Хебстер с удивлением взглянул на своего собеседника.
— Нет, я не читаю ваши мысли, — засмеялся Браганза, показав желтые от табака зубы, и махнул в сторону окна рядом с письменным столом. — Я заметил, как вы немного вздрогнули, увидев тот табачный магазинчик. А потом смотрели на него целых две минуты. Я знаю, о чем вы думали.
— Вы очень наблюдательны, — холодно заметил Хебстер.
Офицер ССК отрицательно затряс головой:
— Нет-нет. Наблюдательность здесь совершенно ни при чем. Я догадался, о чем вы думаете, потому что сижу здесь, день за днем смотрю на эту лавчонку и думаю точно то же самое. «Браганза, — говорю я себе, — это конец твоей работе. Это конец просвещенному мировому правительству. Вон там, в витрине табачного киоска».
Несколько секунд он взирал на свой заваленный всяким хламом стол.
Хебстер инстинктивно насторожился: в воздухе запахло торговлей. Он понял, что этот человек занят непривычным делом — подыскивает тему, чтобы начать разговор. Хебстер ощутил в животе холодок страха. Зачем высокопоставленному должностному лицу ССК, чья власть была почти что выше закона и уж наверняка больше, чем у правительств, пытаться с ним торговаться?

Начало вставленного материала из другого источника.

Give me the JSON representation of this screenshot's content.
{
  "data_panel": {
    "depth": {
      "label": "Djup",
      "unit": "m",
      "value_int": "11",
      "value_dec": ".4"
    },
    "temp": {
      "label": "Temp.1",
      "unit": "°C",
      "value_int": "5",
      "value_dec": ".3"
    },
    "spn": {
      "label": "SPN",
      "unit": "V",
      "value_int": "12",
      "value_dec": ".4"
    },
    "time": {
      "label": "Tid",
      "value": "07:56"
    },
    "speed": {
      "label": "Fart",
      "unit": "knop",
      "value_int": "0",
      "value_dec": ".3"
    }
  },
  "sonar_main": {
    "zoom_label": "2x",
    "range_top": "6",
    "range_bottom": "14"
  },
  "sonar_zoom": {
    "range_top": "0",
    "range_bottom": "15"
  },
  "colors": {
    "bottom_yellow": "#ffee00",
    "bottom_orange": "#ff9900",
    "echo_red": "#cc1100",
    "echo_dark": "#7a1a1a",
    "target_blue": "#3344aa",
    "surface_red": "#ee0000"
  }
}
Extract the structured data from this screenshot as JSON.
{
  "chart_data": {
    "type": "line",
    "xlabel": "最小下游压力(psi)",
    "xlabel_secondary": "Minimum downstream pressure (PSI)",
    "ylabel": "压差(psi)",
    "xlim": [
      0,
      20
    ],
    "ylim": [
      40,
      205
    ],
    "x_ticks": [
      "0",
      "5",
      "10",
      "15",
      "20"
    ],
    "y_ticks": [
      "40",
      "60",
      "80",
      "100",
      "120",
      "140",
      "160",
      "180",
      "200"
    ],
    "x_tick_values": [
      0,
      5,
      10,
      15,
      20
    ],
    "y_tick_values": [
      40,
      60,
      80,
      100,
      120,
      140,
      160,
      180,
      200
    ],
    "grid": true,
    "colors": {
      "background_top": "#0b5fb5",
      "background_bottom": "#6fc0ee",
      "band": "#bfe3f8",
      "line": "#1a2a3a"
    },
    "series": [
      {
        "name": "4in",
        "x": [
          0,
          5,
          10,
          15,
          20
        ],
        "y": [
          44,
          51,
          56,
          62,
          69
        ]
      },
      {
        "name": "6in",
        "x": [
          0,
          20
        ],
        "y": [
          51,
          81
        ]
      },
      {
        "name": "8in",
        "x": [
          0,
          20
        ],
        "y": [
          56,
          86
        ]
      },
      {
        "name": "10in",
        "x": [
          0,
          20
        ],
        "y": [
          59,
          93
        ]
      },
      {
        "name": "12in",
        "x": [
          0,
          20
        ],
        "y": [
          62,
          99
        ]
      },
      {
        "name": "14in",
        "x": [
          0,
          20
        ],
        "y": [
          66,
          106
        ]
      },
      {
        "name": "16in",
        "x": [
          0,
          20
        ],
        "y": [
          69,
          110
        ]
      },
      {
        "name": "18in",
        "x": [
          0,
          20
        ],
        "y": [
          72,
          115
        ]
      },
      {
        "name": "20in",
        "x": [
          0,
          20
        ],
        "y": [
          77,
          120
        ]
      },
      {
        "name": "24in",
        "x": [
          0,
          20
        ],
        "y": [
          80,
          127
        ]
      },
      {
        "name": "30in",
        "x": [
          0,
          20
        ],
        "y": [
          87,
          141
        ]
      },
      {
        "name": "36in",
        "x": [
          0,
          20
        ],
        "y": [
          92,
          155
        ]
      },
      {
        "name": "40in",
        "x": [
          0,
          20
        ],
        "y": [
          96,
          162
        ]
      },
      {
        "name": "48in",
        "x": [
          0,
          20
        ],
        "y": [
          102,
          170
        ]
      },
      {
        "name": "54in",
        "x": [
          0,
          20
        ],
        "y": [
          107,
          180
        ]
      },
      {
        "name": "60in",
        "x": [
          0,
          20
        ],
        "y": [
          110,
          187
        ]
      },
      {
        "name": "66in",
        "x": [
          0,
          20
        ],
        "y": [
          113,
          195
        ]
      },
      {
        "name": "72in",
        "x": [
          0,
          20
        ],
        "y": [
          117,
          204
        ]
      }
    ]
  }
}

Учитывая репутацию человека, привыкшего задавать вопросы с помощью завязанного конца резинового шланга, Браганза был слишком уж обходителен, чересчур разговорчив, непомерно дружелюбен. Хебстер чувствовал себя как пойманная мышь, которой кошка вдруг начинает жаловаться на соседскую собаку.
— Хебстер, ответьте, пожалуйста: каковы ваши цели?
— Прошу прощения?
— Чего вы хотите от жизни? Какие планы строите днем, о чем мечтаете по ночам? Йост любит девочек и желает получить их как можно больше. Фунатти — человек семейный, пятеро детей; он доволен своей работой, потому что его работа достаточно надежна и обеспечивает всякие там пенсии и страховки.
Браганза опустил голову и начал медленно, размеренно вышагивать перед столом.
— Ну, я немного другой человек. Не то чтобы мне не нравилось быть знаменитым полицейским. Я ценю, разумеется, регулярность, с какой финансовое ведомство платит мне жалованье; и в этом городе найдется очень немного женщин, которые могли бы сказать, будто, узнав об их благосклонности, я их с презрением отверг. Однако есть одна вещь, за которую я был бы готов отдать свою жизнь. Это Объединенное Человечество. Был бы готов отдать свою жизнь? Если говорить о кровяном давлении или шумах в сердце, то можете не сомневаться: я уже это сделал. «Браганза, — говорю я себе, — ты чертовски везучий остолоп! Ты работаешь на первое мировое правительство в истории человечества. А это кое-что значит».